Ramo Espiritual: “Toda la ley se cumple en una sola
palabra”: Amarás a tu prójimo como a ti mismo”. Galón.
5, 14
Santa
Teresa nació en España, de padres nobles y cristianos. Desde muy tierna edad,
un hecho reveló lo que sería un día. Entre sus hermanos había uno a quien amaba
más que a los demás; se reunieron para leer las Vidas de los Santos: “¡Qué! le dijo
ella, ¡los mártires siempre, siempre verán a Dios! Vayamos, hermano mío, a los
moros crueles, y seamos mártires también, para ir a Cielo.” Y
uniendo las acciones a las palabras, se llevó a su hermano pequeño Rodrigue;
Habían recorrido media legua cuando los llevaron de vuelta a casa de su padre.
Desde entonces tuvo una gran devoción a la Santísima Virgen. Todos
los días rezaba el Rosario. Habiendo perdido a su madre, a la edad de doce años
se arrojó llorando a los pies de una estatua de María y le suplicó que la
aceptara como hija, prometiendo considerarla siempre como su Madre.
Sin
embargo, su fervor se detuvo por un momento. Las vanas lecturas, la compañía de
un joven pariente mundano, enfriaron su alma sin que el pecado mortal la
mancillara jamás. Pero esta relajación fue breve y, una brillante luz divina
inundó su alma, resolvió dejar el mundo. Sintió un gran desconsuelo; pero Dios, para animarla, le mostró un día el lugar que
habría ocupado en el infierno si se hubiera unido al mundo.
Dios,
queriendo hacer de Teresa quizás el tipo más consumado de unión de un alma con
su Esposo celestial, pasó veinte años purificándola a través de toda clase de
pruebas terribles: enfermedades, sequías espirituales, incapacidades en la vida
y la oración.

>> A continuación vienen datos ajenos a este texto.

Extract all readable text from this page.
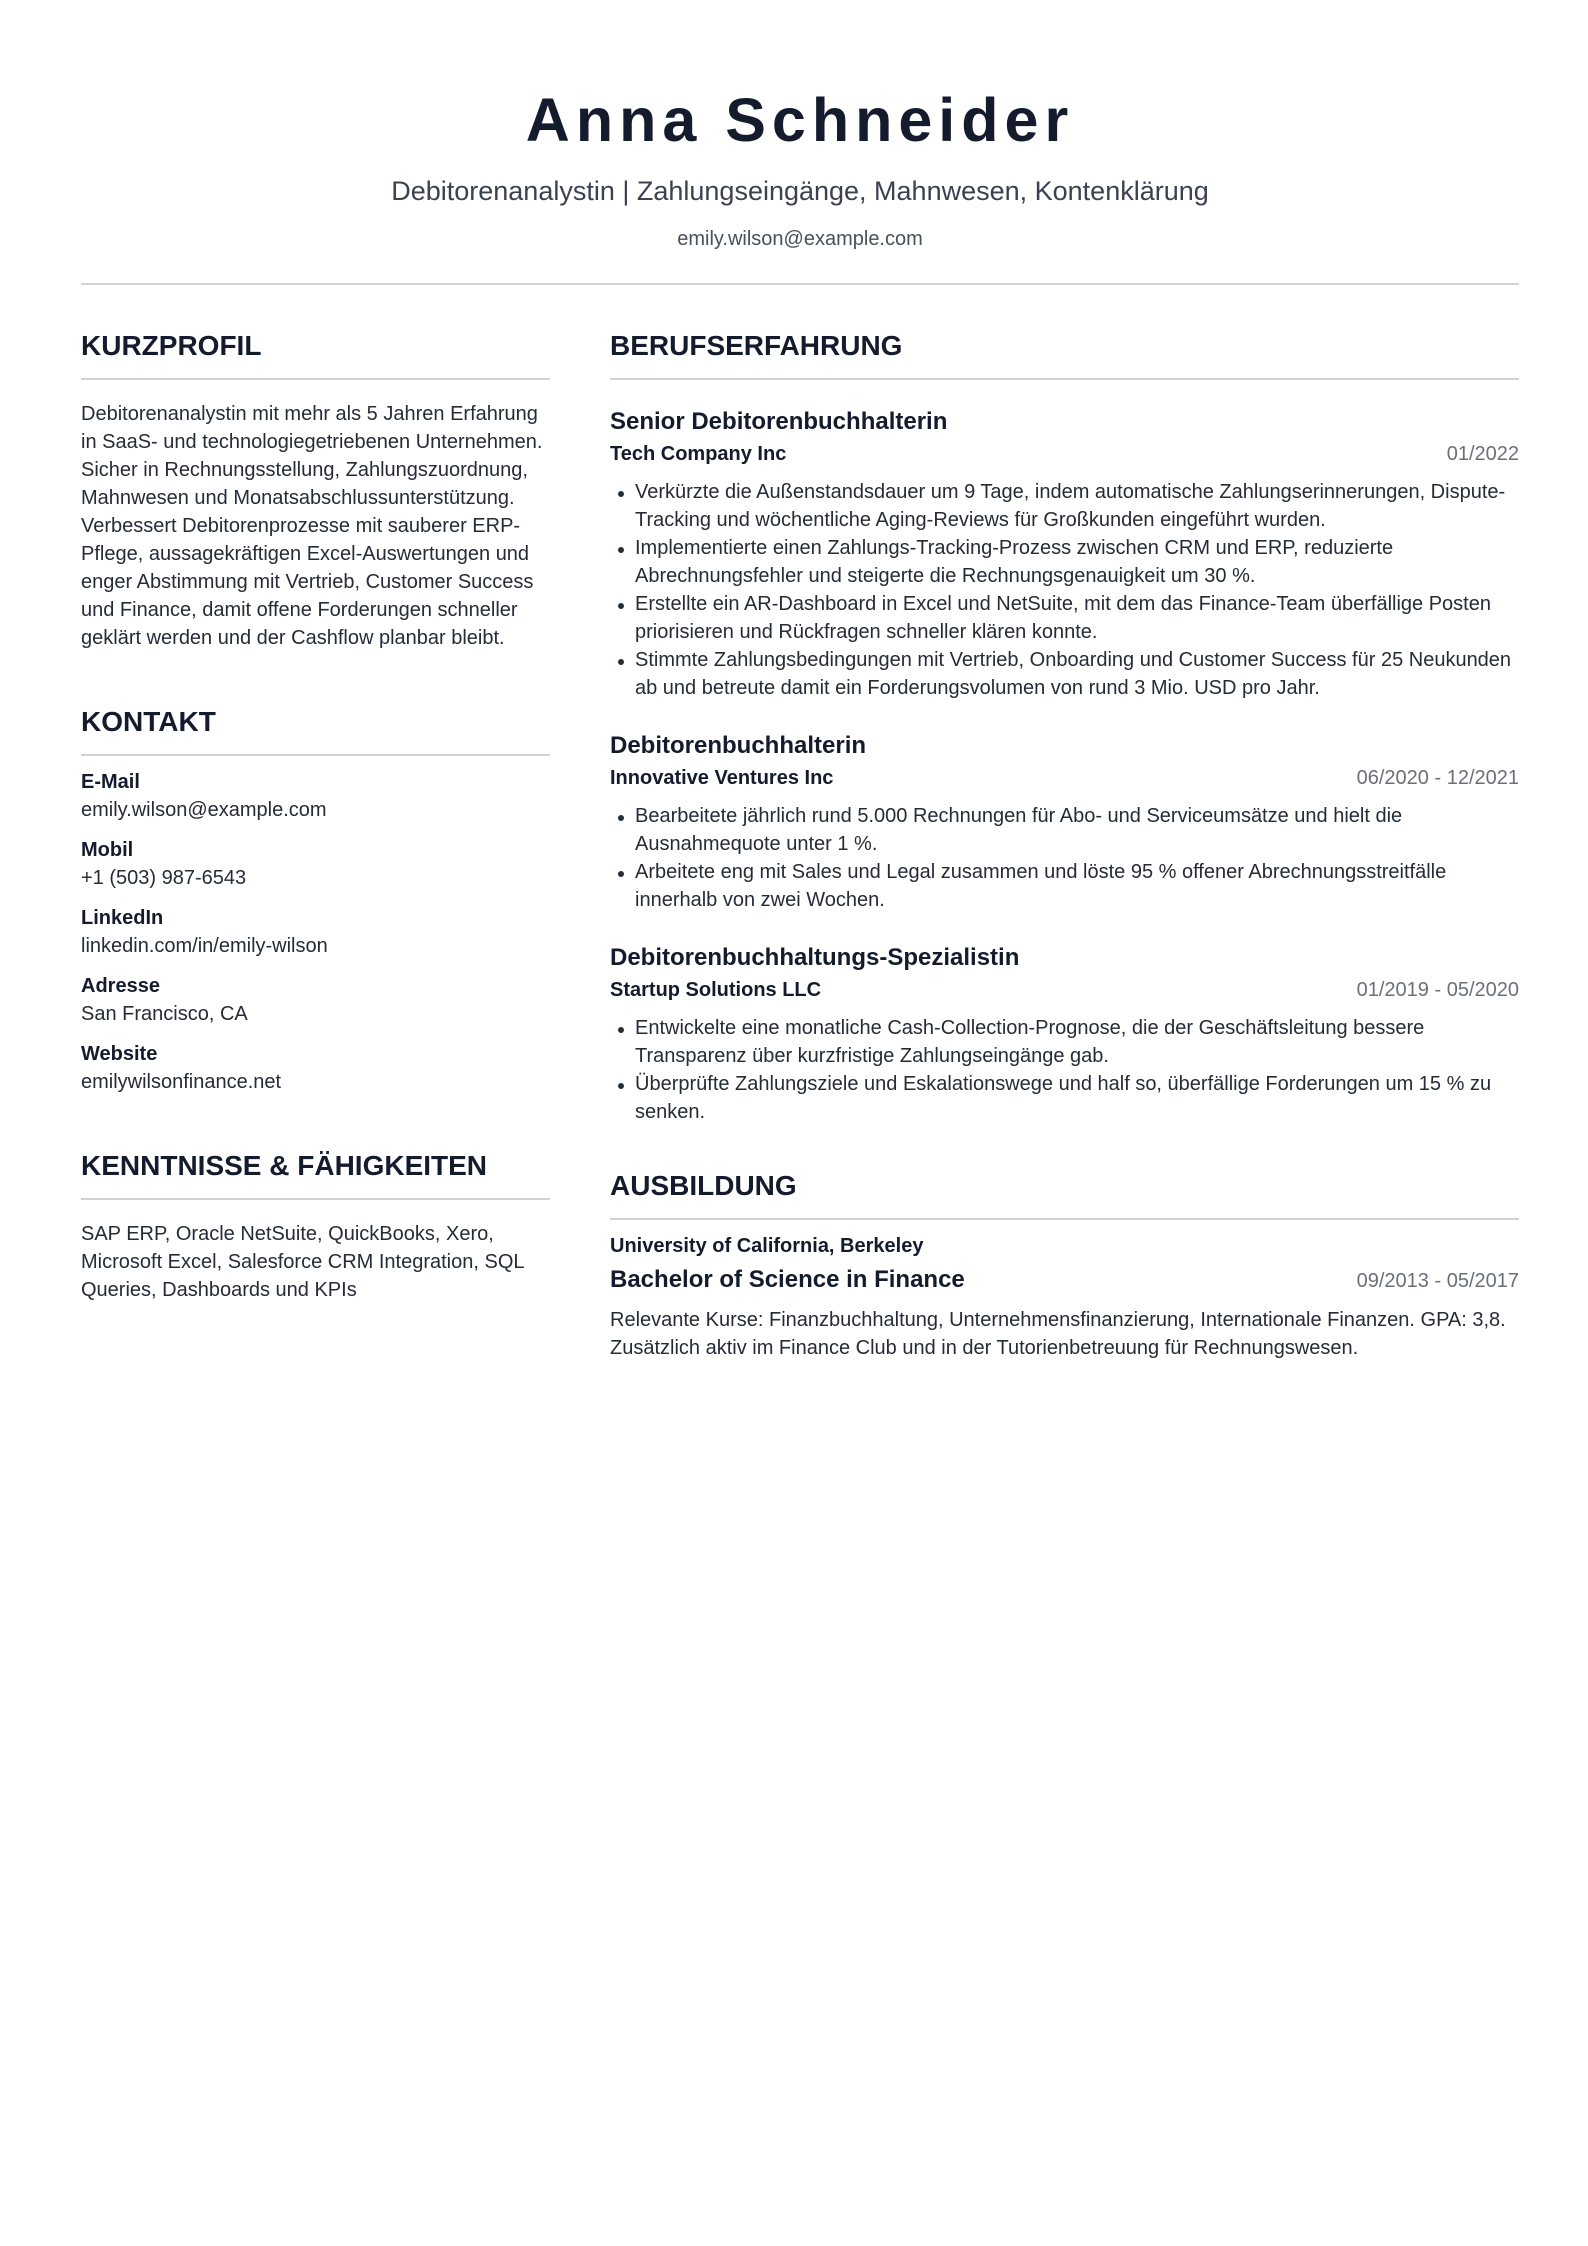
Anna Schneider
Debitorenanalystin | Zahlungseingänge, Mahnwesen, Kontenklärung
emily.wilson@example.com
KURZPROFIL
Debitorenanalystin mit mehr als 5 Jahren Erfahrung in SaaS- und technologiegetriebenen Unternehmen. Sicher in Rechnungsstellung, Zahlungszuordnung, Mahnwesen und Monatsabschlussunterstützung. Verbessert Debitorenprozesse mit sauberer ERP-Pflege, aussagekräftigen Excel-Auswertungen und enger Abstimmung mit Vertrieb, Customer Success und Finance, damit offene Forderungen schneller geklärt werden und der Cashflow planbar bleibt.
KONTAKT
E-Mail
emily.wilson@example.com
Mobil
+1 (503) 987-6543
LinkedIn
linkedin.com/in/emily-wilson
Adresse
San Francisco, CA
Website
emilywilsonfinance.net
KENNTNISSE & FÄHIGKEITEN
SAP ERP, Oracle NetSuite, QuickBooks, Xero, Microsoft Excel, Salesforce CRM Integration, SQL Queries, Dashboards und KPIs
BERUFSERFAHRUNG
Senior Debitorenbuchhalterin
Tech Company Inc	01/2022
Verkürzte die Außenstandsdauer um 9 Tage, indem automatische Zahlungserinnerungen, Dispute-Tracking und wöchentliche Aging-Reviews für Großkunden eingeführt wurden.
Implementierte einen Zahlungs-Tracking-Prozess zwischen CRM und ERP, reduzierte Abrechnungsfehler und steigerte die Rechnungsgenauigkeit um 30 %.
Erstellte ein AR-Dashboard in Excel und NetSuite, mit dem das Finance-Team überfällige Posten priorisieren und Rückfragen schneller klären konnte.
Stimmte Zahlungsbedingungen mit Vertrieb, Onboarding und Customer Success für 25 Neukunden ab und betreute damit ein Forderungsvolumen von rund 3 Mio. USD pro Jahr.
Debitorenbuchhalterin
Innovative Ventures Inc	06/2020 - 12/2021
Bearbeitete jährlich rund 5.000 Rechnungen für Abo- und Serviceumsätze und hielt die Ausnahmequote unter 1 %.
Arbeitete eng mit Sales und Legal zusammen und löste 95 % offener Abrechnungsstreitfälle innerhalb von zwei Wochen.
Debitorenbuchhaltungs-Spezialistin
Startup Solutions LLC	01/2019 - 05/2020
Entwickelte eine monatliche Cash-Collection-Prognose, die der Geschäftsleitung bessere Transparenz über kurzfristige Zahlungseingänge gab.
Überprüfte Zahlungsziele und Eskalationswege und half so, überfällige Forderungen um 15 % zu senken.
AUSBILDUNG
University of California, Berkeley
Bachelor of Science in Finance	09/2013 - 05/2017
Relevante Kurse: Finanzbuchhaltung, Unternehmensfinanzierung, Internationale Finanzen. GPA: 3,8. Zusätzlich aktiv im Finance Club und in der Tutorienbetreuung für Rechnungswesen.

Jesucristo, que no quería en ella la más mínima mancha, no la dejó
descansar, y le exigió el sacrificio incluso de ciertas amistades muy
inocentes. “De
ahora en adelante”, le dijo al final de este período de expiación, “¡ya no quiero
que converses con los hombres!” Al
oír estas palabras, de repente se sintió establecida en Dios de tal manera que
ya no tenía otra voluntad, ningún otro gusto, ningún otro amor que los de Dios
mismo y ya no amaba a ninguna criatura excepto a Dios, como Dios y según Dios.
Se convirtió en la reformadora de la Orden del Carmelo y trabajó tanto
por la salvación de las almas que, según una revelación, convirtió más almas en
el retiro de su convento que San Francisco Javier en sus misiones.
Un
día vino un serafín para traspasarla con el dardo de fuego del amor divino: Jesús la tomó por esposa. Sus revelaciones, sus
escritos, sus milagros, sus obras, sus virtudes, todo está a la misma altura
sublime.
Abad L. Jaud, Vida de
los santos para todos los días del año, Tours, Mame, 1950.